Is it possible to promote an instance to an instance of a derived class?
For example, say there is a base class Vehicle
.
Vehicle
has derived classes: Boat
, Automobile
, Airplane
, etc...
When an new instance of type Vehicle
is created, the type of vehicle is unknown.
Later, it is discovered what the vehicle is, say it's a Boat
.
Is it possible to promote the Vehicle
instance to a Boat
object?
Clarification: the Vehicle
instance may have contents set and the promoted object needs to have those contents persist
P.S. I'm successfully doing this now, but by-hand and in a very clunky manner. So, I'm wondering if there is a generally accepted, canonical way.
(24-Sep-2017) Added real case per question by Eric Lippert below:
*My entire C# experience is self-taught, so I don't have an academic foundation and don't know much regarding "patterns" and so forth. The ideas of a factory pattern and composite patterns sound interesting and may be a better way to approach the problem (need to study up).
My real-world case is that I automate electronic measurements using measurement equipment (peripherals) that connect to the computer using a shared-bus architecture. On any given test bench, a variety of different peripherals might be connected at the user's option. To automatically figure out what peripherals are available, I execute a home-grown discovery process that finds the bus address of each connected peripheral. Then, to communicate with the discovered peripheral of unknown type I create an instance of a base class I call Device
. Device
has certain fundamental I/O protocol methods and properties such as bus address, communication timeout and so on. Using Device
I then query the peripheral for its identity to find out the manufacturer, model and serial number.

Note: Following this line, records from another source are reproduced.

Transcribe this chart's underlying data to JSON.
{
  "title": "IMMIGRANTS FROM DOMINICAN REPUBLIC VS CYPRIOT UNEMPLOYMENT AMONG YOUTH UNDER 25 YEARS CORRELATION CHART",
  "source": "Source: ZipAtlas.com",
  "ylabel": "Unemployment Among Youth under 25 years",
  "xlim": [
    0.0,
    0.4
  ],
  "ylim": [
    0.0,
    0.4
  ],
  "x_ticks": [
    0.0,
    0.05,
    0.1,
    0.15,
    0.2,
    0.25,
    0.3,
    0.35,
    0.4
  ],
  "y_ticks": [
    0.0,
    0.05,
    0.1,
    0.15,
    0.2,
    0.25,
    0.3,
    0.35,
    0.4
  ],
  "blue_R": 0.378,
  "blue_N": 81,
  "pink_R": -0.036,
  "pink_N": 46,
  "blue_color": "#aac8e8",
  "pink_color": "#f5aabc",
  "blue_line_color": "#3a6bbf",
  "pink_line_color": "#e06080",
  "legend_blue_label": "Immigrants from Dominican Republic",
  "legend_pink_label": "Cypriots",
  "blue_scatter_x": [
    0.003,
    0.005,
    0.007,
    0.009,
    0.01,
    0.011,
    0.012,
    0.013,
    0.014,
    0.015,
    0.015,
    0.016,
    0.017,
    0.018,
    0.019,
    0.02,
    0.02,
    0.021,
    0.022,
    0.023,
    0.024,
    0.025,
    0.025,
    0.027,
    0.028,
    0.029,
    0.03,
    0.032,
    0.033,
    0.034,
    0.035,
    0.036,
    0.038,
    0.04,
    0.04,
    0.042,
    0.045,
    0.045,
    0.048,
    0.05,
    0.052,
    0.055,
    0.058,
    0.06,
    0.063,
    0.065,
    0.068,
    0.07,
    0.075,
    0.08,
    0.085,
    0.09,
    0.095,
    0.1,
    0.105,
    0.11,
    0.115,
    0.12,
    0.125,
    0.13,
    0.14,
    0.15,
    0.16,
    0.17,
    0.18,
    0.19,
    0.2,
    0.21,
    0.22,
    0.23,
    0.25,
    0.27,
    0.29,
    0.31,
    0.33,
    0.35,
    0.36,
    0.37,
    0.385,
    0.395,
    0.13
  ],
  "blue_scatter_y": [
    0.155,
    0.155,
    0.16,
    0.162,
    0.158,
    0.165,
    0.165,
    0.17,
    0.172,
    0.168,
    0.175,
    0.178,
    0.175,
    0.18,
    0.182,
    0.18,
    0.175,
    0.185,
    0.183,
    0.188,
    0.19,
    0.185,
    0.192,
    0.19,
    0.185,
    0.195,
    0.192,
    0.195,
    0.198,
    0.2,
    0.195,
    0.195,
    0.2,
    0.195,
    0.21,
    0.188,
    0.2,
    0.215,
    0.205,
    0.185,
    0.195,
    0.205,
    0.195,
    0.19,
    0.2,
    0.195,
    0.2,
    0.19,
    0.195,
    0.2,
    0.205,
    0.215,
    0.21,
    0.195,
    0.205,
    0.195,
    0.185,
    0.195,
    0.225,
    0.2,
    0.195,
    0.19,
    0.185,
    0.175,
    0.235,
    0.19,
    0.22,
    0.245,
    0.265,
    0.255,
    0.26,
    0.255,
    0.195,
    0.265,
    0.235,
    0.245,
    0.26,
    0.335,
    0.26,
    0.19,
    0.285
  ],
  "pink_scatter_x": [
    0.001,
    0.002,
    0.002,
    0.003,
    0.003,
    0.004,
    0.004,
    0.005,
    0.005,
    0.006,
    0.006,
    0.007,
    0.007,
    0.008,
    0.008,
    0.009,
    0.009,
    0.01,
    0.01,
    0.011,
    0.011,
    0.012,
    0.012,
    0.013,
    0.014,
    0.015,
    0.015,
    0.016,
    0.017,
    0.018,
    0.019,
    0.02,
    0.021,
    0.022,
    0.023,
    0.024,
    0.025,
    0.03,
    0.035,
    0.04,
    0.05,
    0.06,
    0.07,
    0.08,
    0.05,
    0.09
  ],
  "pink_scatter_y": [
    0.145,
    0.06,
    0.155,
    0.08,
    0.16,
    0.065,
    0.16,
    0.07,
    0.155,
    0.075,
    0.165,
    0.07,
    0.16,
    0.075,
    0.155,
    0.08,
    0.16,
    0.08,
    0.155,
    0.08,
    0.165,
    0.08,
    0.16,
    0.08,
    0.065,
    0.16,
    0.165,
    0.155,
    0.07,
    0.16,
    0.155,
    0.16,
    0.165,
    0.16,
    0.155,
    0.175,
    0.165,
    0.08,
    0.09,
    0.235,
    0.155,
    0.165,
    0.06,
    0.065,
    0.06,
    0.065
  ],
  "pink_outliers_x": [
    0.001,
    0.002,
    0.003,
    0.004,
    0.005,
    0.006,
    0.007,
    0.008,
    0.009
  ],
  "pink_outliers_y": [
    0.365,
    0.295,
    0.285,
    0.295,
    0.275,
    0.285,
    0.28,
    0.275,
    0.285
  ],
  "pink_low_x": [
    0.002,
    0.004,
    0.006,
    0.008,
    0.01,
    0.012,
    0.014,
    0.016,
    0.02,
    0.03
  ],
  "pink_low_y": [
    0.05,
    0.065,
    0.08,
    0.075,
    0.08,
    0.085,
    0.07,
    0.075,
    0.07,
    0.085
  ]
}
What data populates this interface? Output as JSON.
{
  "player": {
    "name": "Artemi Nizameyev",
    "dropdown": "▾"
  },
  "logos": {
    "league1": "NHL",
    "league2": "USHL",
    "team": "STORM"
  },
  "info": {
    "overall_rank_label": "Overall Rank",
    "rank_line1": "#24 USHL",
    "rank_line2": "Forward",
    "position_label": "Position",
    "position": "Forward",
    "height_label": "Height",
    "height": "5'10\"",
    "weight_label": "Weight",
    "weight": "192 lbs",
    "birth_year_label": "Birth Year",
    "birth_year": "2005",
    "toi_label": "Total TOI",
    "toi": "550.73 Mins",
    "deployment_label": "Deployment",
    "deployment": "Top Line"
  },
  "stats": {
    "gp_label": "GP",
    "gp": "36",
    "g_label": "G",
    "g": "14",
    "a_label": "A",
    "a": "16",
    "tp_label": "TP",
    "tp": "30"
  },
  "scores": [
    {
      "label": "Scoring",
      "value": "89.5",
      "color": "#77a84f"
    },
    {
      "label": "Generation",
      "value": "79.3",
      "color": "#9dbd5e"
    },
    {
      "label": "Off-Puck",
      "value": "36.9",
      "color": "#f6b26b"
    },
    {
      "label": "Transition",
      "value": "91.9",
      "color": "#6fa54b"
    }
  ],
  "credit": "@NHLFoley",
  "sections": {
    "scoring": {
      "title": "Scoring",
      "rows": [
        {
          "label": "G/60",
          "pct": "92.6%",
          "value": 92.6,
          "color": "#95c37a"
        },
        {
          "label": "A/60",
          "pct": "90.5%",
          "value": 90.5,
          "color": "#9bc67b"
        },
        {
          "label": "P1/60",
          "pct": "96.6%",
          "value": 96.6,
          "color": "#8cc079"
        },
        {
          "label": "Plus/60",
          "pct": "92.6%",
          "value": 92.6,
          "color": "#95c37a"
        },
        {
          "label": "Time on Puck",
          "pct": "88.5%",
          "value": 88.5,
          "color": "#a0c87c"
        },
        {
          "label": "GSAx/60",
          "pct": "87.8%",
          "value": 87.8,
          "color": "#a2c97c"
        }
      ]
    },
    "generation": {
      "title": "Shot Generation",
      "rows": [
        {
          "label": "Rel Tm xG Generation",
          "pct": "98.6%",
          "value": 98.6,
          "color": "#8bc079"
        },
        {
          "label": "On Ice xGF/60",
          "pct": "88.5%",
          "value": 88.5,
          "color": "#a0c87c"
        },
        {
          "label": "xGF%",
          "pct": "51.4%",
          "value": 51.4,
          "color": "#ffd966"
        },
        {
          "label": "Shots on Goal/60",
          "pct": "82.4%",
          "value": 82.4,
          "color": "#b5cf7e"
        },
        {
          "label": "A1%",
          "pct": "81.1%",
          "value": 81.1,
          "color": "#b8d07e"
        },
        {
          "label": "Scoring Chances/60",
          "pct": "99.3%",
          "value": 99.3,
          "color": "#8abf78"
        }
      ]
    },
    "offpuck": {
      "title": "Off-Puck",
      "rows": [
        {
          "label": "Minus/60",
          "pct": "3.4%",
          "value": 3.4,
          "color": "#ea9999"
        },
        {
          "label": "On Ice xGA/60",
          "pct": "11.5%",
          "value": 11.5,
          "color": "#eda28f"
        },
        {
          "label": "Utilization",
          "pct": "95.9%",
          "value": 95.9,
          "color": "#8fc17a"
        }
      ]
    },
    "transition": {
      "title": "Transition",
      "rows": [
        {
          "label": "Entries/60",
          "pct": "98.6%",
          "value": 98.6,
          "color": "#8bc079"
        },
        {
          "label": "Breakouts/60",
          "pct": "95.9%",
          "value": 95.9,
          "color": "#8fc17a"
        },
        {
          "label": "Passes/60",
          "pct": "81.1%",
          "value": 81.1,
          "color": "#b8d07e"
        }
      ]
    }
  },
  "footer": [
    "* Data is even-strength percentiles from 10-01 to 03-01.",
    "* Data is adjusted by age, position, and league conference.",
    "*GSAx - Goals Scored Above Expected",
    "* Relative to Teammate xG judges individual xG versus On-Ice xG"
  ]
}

From that information I ascertain the type of peripheral and would like to "promote" the instance of Device
to an instance of a derived class specifically for that peripheral type, such as SpectrumAnalyzer
or Oscilloscope
or whatever.
I think what I've unwittingly done is create a sort cross between a factory class and a base class. Once the type of peripheral is known, Device
has a method that creates a new instance of a derived class and deeply copies its own properties to that derived instance.
Maybe if I re-think the solution in terms of factory pattern and not as a base class, I can improve the logic.